Video sketch: A middle-level representation for action recognition

Xing-Yuan Zhang,Ya-Ping Huang,Yang Mi,Yan-Ting Pei,Qi Zou,Song Wang
DOI: https://doi.org/10.1007/s10489-020-01905-y
IF: 5.3
2020-11-06
Applied Intelligence
Abstract:Different modalities extracted from videos, such as RGB and optical flows, may provide complementary cues for improving video action recognition. In this paper, we introduce a new modality named video sketch, which implies the human shape information, as a complementary modality for video action representation. We show that video action recognition can be enhanced by using the proposed video sketch. More specifically, we first generate video sketch with class distinctive action areas and then employ a two-stream network to combine the shape information extracted from image-based sketch and point-based sketch, followed by fusing the classification scores of two streams to generate shape representation for videos. Finally, we use the shape representation as the complementary one for the traditional appearance (RGB) and motion (optical flow) representations for the final video classification. We conduct extensive experiments on four human action recognition datasets – KTH, HMDB51, UCF101, Something-Something and UTI. The experimental results show that the proposed method outperforms the existing state-of-the-art action recognition methods.
computer science, artificial intelligence
What problem does this paper attempt to address?
The paper attempts to address the problem of how to more effectively utilize the new modality of video sketches in video action recognition to enhance recognition performance.
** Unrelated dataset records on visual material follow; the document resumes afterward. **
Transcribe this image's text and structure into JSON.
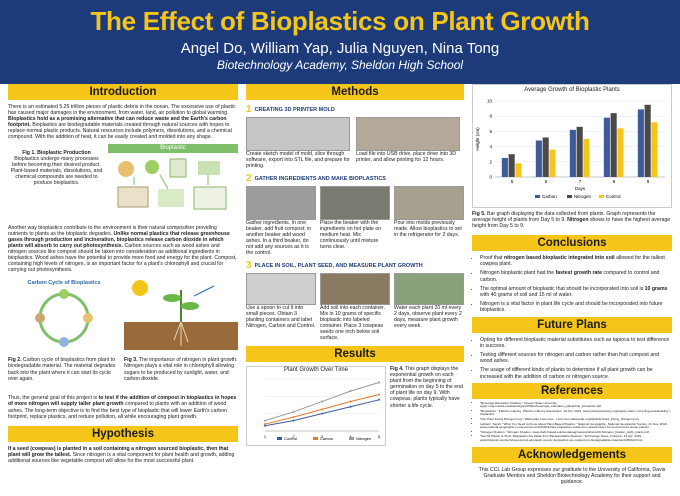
{
  "header": {
    "title": "The Effect of Bioplastics on Plant Growth",
    "authors": "Angel Do, William Yap, Julia Nguyen, Nina Tong",
    "school": "Biotechnology Academy, Sheldon High School"
  },
  "introduction": {
    "heading": "Introduction",
    "p1_a": "There is an estimated 5.25 trillion pieces of plastic debris in the ocean. The excessive use of plastic has caused major damages in the environment, from water, land, air pollution to global warming.",
    "p1_b": " Bioplastics hold as a promising alternative that can reduce waste and the Earth's carbon footprint.",
    "p1_c": " Bioplastics are biodegradable materials created through natural sources with hopes to replace normal plastic products. Natural resources include polymers, dissolutions, and a chemical compound. With the addition of heat, it can be easily created and molded into any shape.",
    "fig1_label": "Fig 1. Bioplastic Production",
    "fig1_text": "Bioplastics undergo many processes before becoming their desired product. Plant-based materials, dissolutions, and chemical compounds are needed to produce bioplastics.",
    "fig1_banner": "Bioplastic",
    "p2_a": "Another way bioplastics contribute to the environment is their natural composition providing nutrients to plants as the bioplastic degrades.",
    "p2_b": " Unlike normal plastics that release greenhouse gases through production and incineration, bioplastics release carbon dioxide in which plants will absorb to carry out photosynthesis.",
    "p2_c": " Carbon sources such as wood ashes and nitrogen sources like compost should be taken into consideration as additional ingredients in bioplastics. Wood ashes have the potential to provide more food and energy for the plant. Compost, containing high levels of nitrogen, is an important factor for a plant's chlorophyll and crucial for carrying out photosynthesis.",
    "fig2_diagram_title": "Carbon Cycle of Bioplastics",
    "fig2_caption_label": "Fig 2.",
    "fig2_caption": " Carbon cycle of bioplastics from plant to biodegradable material. The material degrades back into the plant where it can start its cycle over again.",
    "fig3_caption_label": "Fig 3.",
    "fig3_caption": " The importance of nitrogen in plant growth. Nitrogen plays a vital role in chlorophyll allowing sugars to be produced by sunlight, water, and carbon dioxide.",
    "p3_a": "Thus, the general goal of this project is",
    "p3_b": " to test if the addition of compost in bioplastics in hopes of more nitrogen will supply taller plant growth",
    "p3_c": " compared to plants with an addition of wood ashes. The long-term objective is to find the best type of bioplastic that will lower Earth's carbon footprint, replace plastics, and reduce pollution, all while encouraging plant growth."
  },
  "hypothesis": {
    "heading": "Hypothesis",
    "text_a": "If a seed (cowpeas) is planted in a soil containing a nitrogen sourced bioplastic, then that plant will grow the tallest.",
    "text_b": " Since nitrogen is a vital component for plant health and growth, adding additional sources like vegetable compost will allow for the most successful plant."
  },
  "methods": {
    "heading": "Methods",
    "step1_num": "1",
    "step1_title": "CREATING 3D PRINTER MOLD",
    "step1_a": "Create sketch model of mold, slice through software, export into STL file, and prepare for printing.",
    "step1_b": "Load file into USB drive, place drive into 3D printer, and allow printing for 12 hours.",
    "step2_num": "2",
    "step2_title": "GATHER INGREDIENTS AND MAKE BIOPLASTICS",
    "step2_a": "Gather ingredients. In one beaker, add fruit compost; in another beaker add wood ashes. In a third beaker, do not add any sources as it is the control.",
    "step2_b": "Place the beaker with the ingredients on hot plate on medium heat. Mix continuously until mixture turns clear.",
    "step2_c": "Pour into molds previously made. Allow bioplastics to set in the refrigerator for 2 days.",
    "step3_num": "3",
    "step3_title": "PLACE IN SOIL, PLANT SEED, AND MEASURE PLANT GROWTH",
    "step3_a": "Use a spoon to cut it into small pieces. Obtain 3 planting containers and label Nitrogen, Carbon and Control.",
    "step3_b": "Add soil into each container. Mix in 10 grams of specific bioplastic into labeled container. Place 3 cowpeas seeds one inch below soil surface.",
    "step3_c": "Water each plant 20 ml every 2 days, observe plant every 2 days, measure plant growth every week."
  },
  "results": {
    "heading": "Results",
    "fig4_label": "Fig 4.",
    "fig4_text": " This graph displays the exponential growth on each plant from the beginning of germination on day 5 to the end of plant life on day 9. With cowpeas, plants typically have shorter a life cycle."
  },
  "fig5": {
    "label": "Fig 5.",
    "text_a": " Bar graph displaying the data collected from plants. Graph represents the average height of plants from Day 5 to 9.",
    "text_b": " Nitrogen",
    "text_c": " shows to have the highest average height from Day 5 to 9."
  },
  "conclusions": {
    "heading": "Conclusions",
    "items": [
      {
        "pre": "Proof that ",
        "bold": "nitrogen based bioplastic integrated into soil",
        "post": " allowed for the tallest cowpea plant."
      },
      {
        "pre": "Nitrogen bioplastic plant had the ",
        "bold": "fastest growth rate",
        "post": " compared to control and carbon."
      },
      {
        "pre": "The optimal amount of bioplastic that should be incorporated into soil is ",
        "bold": "10 grams",
        "post": " with 40 grams of soil and 15 ml of water."
      },
      {
        "pre": "Nitrogen is a vital factor in plant life cycle and should be incorporated into future bioplastics.",
        "bold": "",
        "post": ""
      }
    ]
  },
  "future_plans": {
    "heading": "Future Plans",
    "items": [
      "Opting for different bioplastic material substitutes such as tapioca to test difference in success.",
      "Testing different sources for nitrogen and carbon rather than fruit compost and wood ashes.",
      "The usage of different kinds of plants to determine if all plant growth can be increased with the addition of carbon or nitrogen source."
    ]
  },
  "references": {
    "heading": "References",
    "items": [
      "\"Beverage Education Initiative.\" Oregon State University, agsci.oregonstate.edu/sites/agscid7/files/beverage_education_plasticfruit_interactive.pdf.",
      "\"Bioplastics.\" Plastics Industry, Plastics Industry Association, 19 Oct. 2019, www.plasticsindustry.org/supply-chain / recycling-sustainability / bioplastics.",
      "\"File:Plant Fixing Nitrogen.png.\" Wikimedia Commons , commons.wikimedia.org/wiki/File:Plant_Fixing_Nitrogen.png.",
      "Leblanc, Sarah. \"What You Need to Know about Plant-Based Plastics.\" National Geographic, National Geographic Society, 21 Nov. 2018, www.national-geographic.com/environment/2018/11/are-bioplastics-made-from-plants-better-for-environment-ocean-plastic/.",
      "\"Nitrogen Fixation.\" Nitrogen Fixation, www.ctahr.hawaii.edu/sustainag/news/articles/v20-Nitrogen_fixation_ctahr_plants.pdf.",
      "\"Not All Plastic Is Toxic: Bioplastics Are Made from Biodegradable Material.\" Technology News, Firstpost, 13 Apr. 2019, www.firstpost.com/tech/science/not-all-plastic-is-toxic-bioplastics-are-made-from-biodegradable-material-6465322.html."
    ]
  },
  "acknowledgements": {
    "heading": "Acknowledgements",
    "text": "This CCL Lab Group expresses our gratitude to the University of California, Davis Graduate Mentors and Sheldon Biotechnology Academy for their support and guidance."
  },
  "colors": {
    "header": "#1d3a7a",
    "accent": "#f6c51a",
    "carbon": "#3d5a9a",
    "nitrogen": "#4a4a4a",
    "control": "#f6c51a"
  },
  "chart_data": [
    {
      "type": "line",
      "title": "Plant Growth Over Time",
      "series": [
        {
          "name": "Control",
          "values": [
            0.6,
            1.2,
            2.0,
            2.8,
            3.6
          ]
        },
        {
          "name": "Carbon",
          "values": [
            0.8,
            1.6,
            2.5,
            3.4,
            4.2
          ]
        },
        {
          "name": "Nitrogen",
          "values": [
            1.2,
            2.2,
            3.4,
            4.6,
            5.6
          ]
        }
      ],
      "x": [
        "1",
        "2",
        "3",
        "4",
        "5"
      ]
    },
    {
      "type": "bar",
      "title": "Average Growth of Bioplastic Plants",
      "ylabel": "Height (cm)",
      "xlabel": "Days",
      "categories": [
        "5",
        "6",
        "7",
        "8",
        "9"
      ],
      "ylim": [
        0,
        10
      ],
      "yticks": [
        "0",
        "2",
        "4",
        "6",
        "8",
        "10"
      ],
      "series": [
        {
          "name": "Carbon",
          "values": [
            2.5,
            4.8,
            6.2,
            7.8,
            8.9
          ]
        },
        {
          "name": "Nitrogen",
          "values": [
            3.0,
            5.2,
            6.6,
            8.4,
            9.5
          ]
        },
        {
          "name": "Control",
          "values": [
            1.8,
            3.6,
            5.0,
            6.4,
            7.2
          ]
        }
      ]
    }
  ]
}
Specifically: - **Introducing a new modality**: The paper introduces video sketches as a complementary modality to traditional appearance (RGB) and motion (optical flow) modalities to improve the accuracy of video action recognition. - **Generating attention-guided sketches**: By generating video sketches that contain class-discriminative action regions and using a dual-stream network to extract shape information from both image-based and point-based sketches, the classification scores of the two streams are fused to generate a shape representation of the video. - **Combining multiple modalities**: The shape representation is combined with traditional appearance and motion representations for the final video classification. - **Addressing two key issues**: - How to ignore irrelevant background information while generating action sketches, retaining only action-related information. - Given that video sketches consist of highly abstract lines, how to learn unique and powerful features from them. The main contribution of the paper is the proposal of a new architecture called the Video Sketch Action Network (VSA-Net), which can adaptively learn sketch-based action-related video representations and achieve state-of-the-art performance on several challenging action recognition benchmark datasets.